Bank of Valletta cash freeze challenged in court
Italian wants €270,000 released to his mandatory, but bank fears anti-money laundering breach
An Italian man is suing Bank of Valletta for closing his account and refusing to release his funds for over six years since a 2015 report of fraud that was never followed up with police or court action.
Last March, Alberto Maurizio Re filed a sworn application against BOV, arguing that the bank was refusing to release €271,253 in funds he kept at the bank.
Maurizio Re claims to have received the money as a payment for services rendered to a certain Igor Zui, a Russian national. Sometime after receiving the funds, Romanian bank Raiffeisen, which had sent the funds on behalf of Zui, requested a recall of the money due to an allegation of fraud by its client.
Maurizio Re received a letter from the bank in June 2015 informing him that it would not release the money and asking him to contact it. His account was blocked, and refused to allow him to access his money pending an investigation.
Maurizio Re says he provided an explanation for the funds, and that Zui had never spoken to Maurizio Re about the matter.
Zui is thought to have come to Malta to file both a complaint with BOV as well as a police report about the matter in 2015. However, no further action was taken and no civil or criminal proceedings were ever filed in this regard to date, six years later.
In 2020, with his account still blocked due to pending investigations by BOV, Maurizio Re engaged a Maltese law firm to request an update from the bank. No formal reply was forthcoming.
In view of the lack of reply, Maurizio Re instructed his lawyers to file a judicial protest. Not long after that, BOV sent him a letter, informing him that they were closing his account and requesting him to advise where to send the funds. He instructed his lawyers to inform the bank to send the funds either to his lawyers or to his accountant, who represented him as his mandatory in Malta.

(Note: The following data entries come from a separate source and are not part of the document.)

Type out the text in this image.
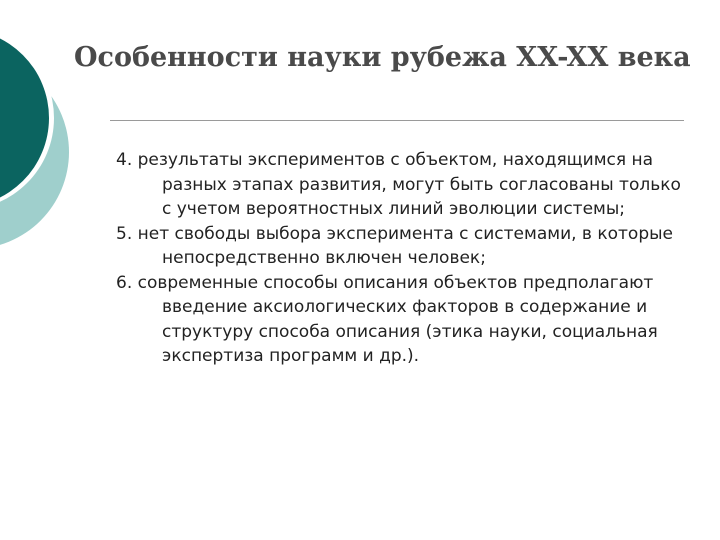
Особенности науки рубежа XX-XX века
4. результаты экспериментов с объектом, находящимся на разных этапах развития, могут быть согласованы только с учетом вероятностных линий эволюции системы;
5. нет свободы выбора эксперимента с системами, в которые непосредственно включен человек;
6. современные способы описания объектов предполагают введение аксиологических факторов в содержание и структуру способа описания (этика науки, социальная экспертиза программ и др.).
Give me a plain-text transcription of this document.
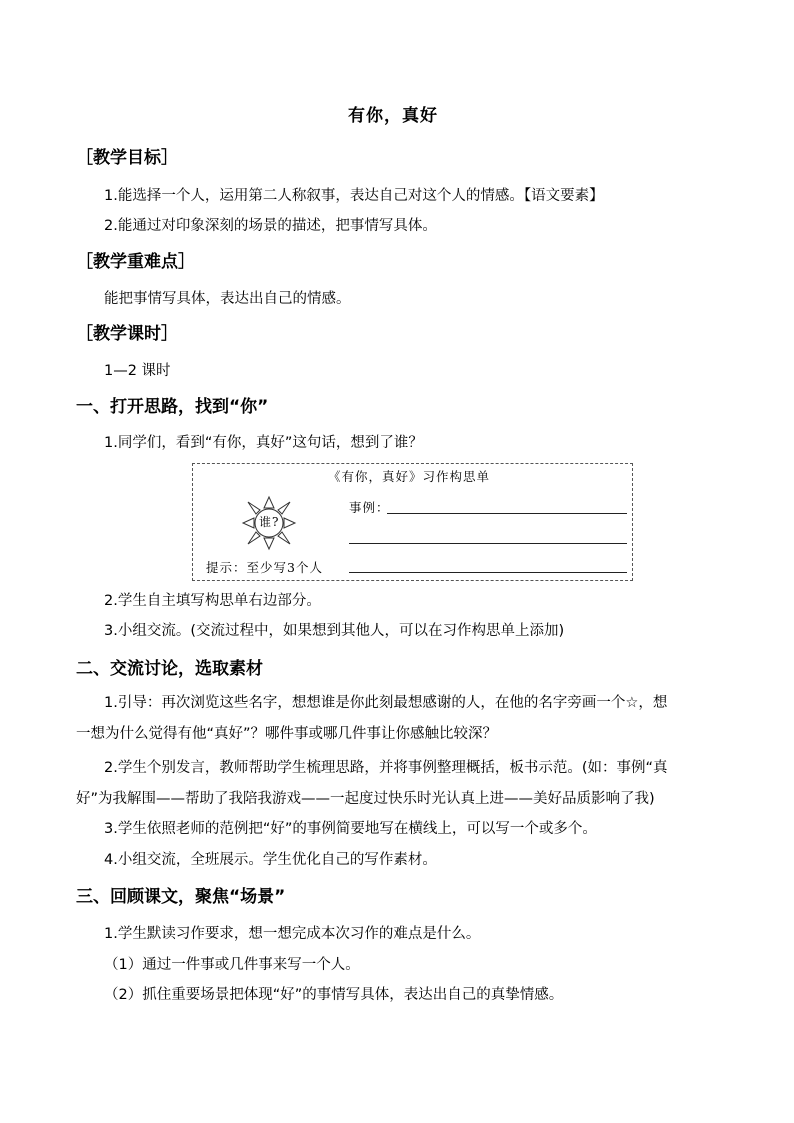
有你，真好
［教学目标］
1.能选择一个人，运用第二人称叙事，表达自己对这个人的情感。【语文要素】
2.能通过对印象深刻的场景的描述，把事情写具体。
［教学重难点］
能把事情写具体，表达出自己的情感。
［教学课时］
1—2 课时
一、打开思路，找到“你”
1.同学们，看到“有你，真好”这句话，想到了谁？
《有你，真好》习作构思单
谁?
事例：
提示：至少写3个人
2.学生自主填写构思单右边部分。
3.小组交流。(交流过程中，如果想到其他人，可以在习作构思单上添加)
二、交流讨论，选取素材
1.引导：再次浏览这些名字，想想谁是你此刻最想感谢的人，在他的名字旁画一个☆，想
一想为什么觉得有他“真好”？哪件事或哪几件事让你感触比较深？
2.学生个别发言，教师帮助学生梳理思路，并将事例整理概括，板书示范。(如：事例“真
好”为我解围——帮助了我陪我游戏——一起度过快乐时光认真上进——美好品质影响了我)
3.学生依照老师的范例把“好”的事例简要地写在横线上，可以写一个或多个。
4.小组交流，全班展示。学生优化自己的写作素材。
三、回顾课文，聚焦“场景”
1.学生默读习作要求，想一想完成本次习作的难点是什么。
（1）通过一件事或几件事来写一个人。
（2）抓住重要场景把体现“好”的事情写具体，表达出自己的真挚情感。
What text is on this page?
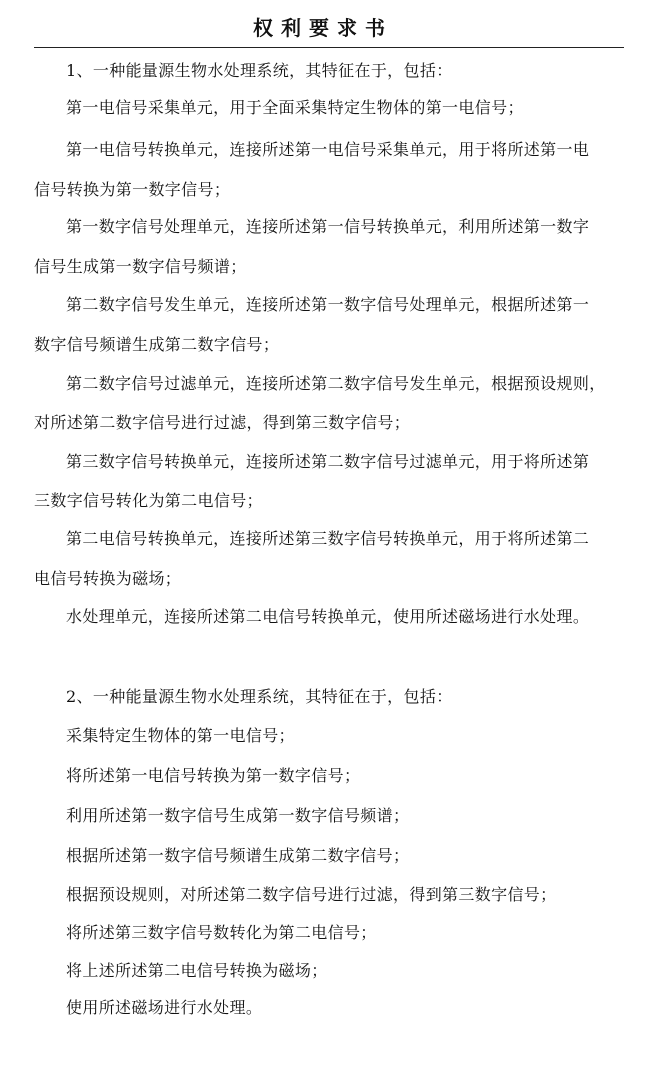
权利要求书
1、一种能量源生物水处理系统，其特征在于，包括：
第一电信号采集单元，用于全面采集特定生物体的第一电信号；
第一电信号转换单元，连接所述第一电信号采集单元，用于将所述第一电
信号转换为第一数字信号；
第一数字信号处理单元，连接所述第一信号转换单元，利用所述第一数字
信号生成第一数字信号频谱；
第二数字信号发生单元，连接所述第一数字信号处理单元，根据所述第一
数字信号频谱生成第二数字信号；
第二数字信号过滤单元，连接所述第二数字信号发生单元，根据预设规则，
对所述第二数字信号进行过滤，得到第三数字信号；
第三数字信号转换单元，连接所述第二数字信号过滤单元，用于将所述第
三数字信号转化为第二电信号；
第二电信号转换单元，连接所述第三数字信号转换单元，用于将所述第二
电信号转换为磁场；
水处理单元，连接所述第二电信号转换单元，使用所述磁场进行水处理。
2、一种能量源生物水处理系统，其特征在于，包括：
采集特定生物体的第一电信号；
将所述第一电信号转换为第一数字信号；
利用所述第一数字信号生成第一数字信号频谱；
根据所述第一数字信号频谱生成第二数字信号；
根据预设规则，对所述第二数字信号进行过滤，得到第三数字信号；
将所述第三数字信号数转化为第二电信号；
将上述所述第二电信号转换为磁场；
使用所述磁场进行水处理。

The bank, however, refused, saying it would not accept instructions from his lawyers. In their reply to the court case, the bank explained that its refusal to deposit the funds in a third-party account was to avoid falling foul of anti-money laundering regulations.
BOV has said it had not been informed by the authorities about any proceedings filed against the plaintiff by Zui or Raiffeisen Bank, and that it proposed to release the funds to Maurizio Re personally, but not to a third-party account.
This position had since changed, with a bank representative recently confirming in court that the bank would not release the funds unless there is a court judgment ordering their disbursement. The representative testified that the foreign bank never provided any further information after the 2015 claim, and that BOV was never contacted again by Zui or the foreign bank.
Maurizio Re’s lawyers Ryan Falzon and Jonathan Thompson argue that the bank had abusively decided to ignore their former client’s instructions, causing him serious financial difficulties which led to a judicial sale by auction of his residence in Italy.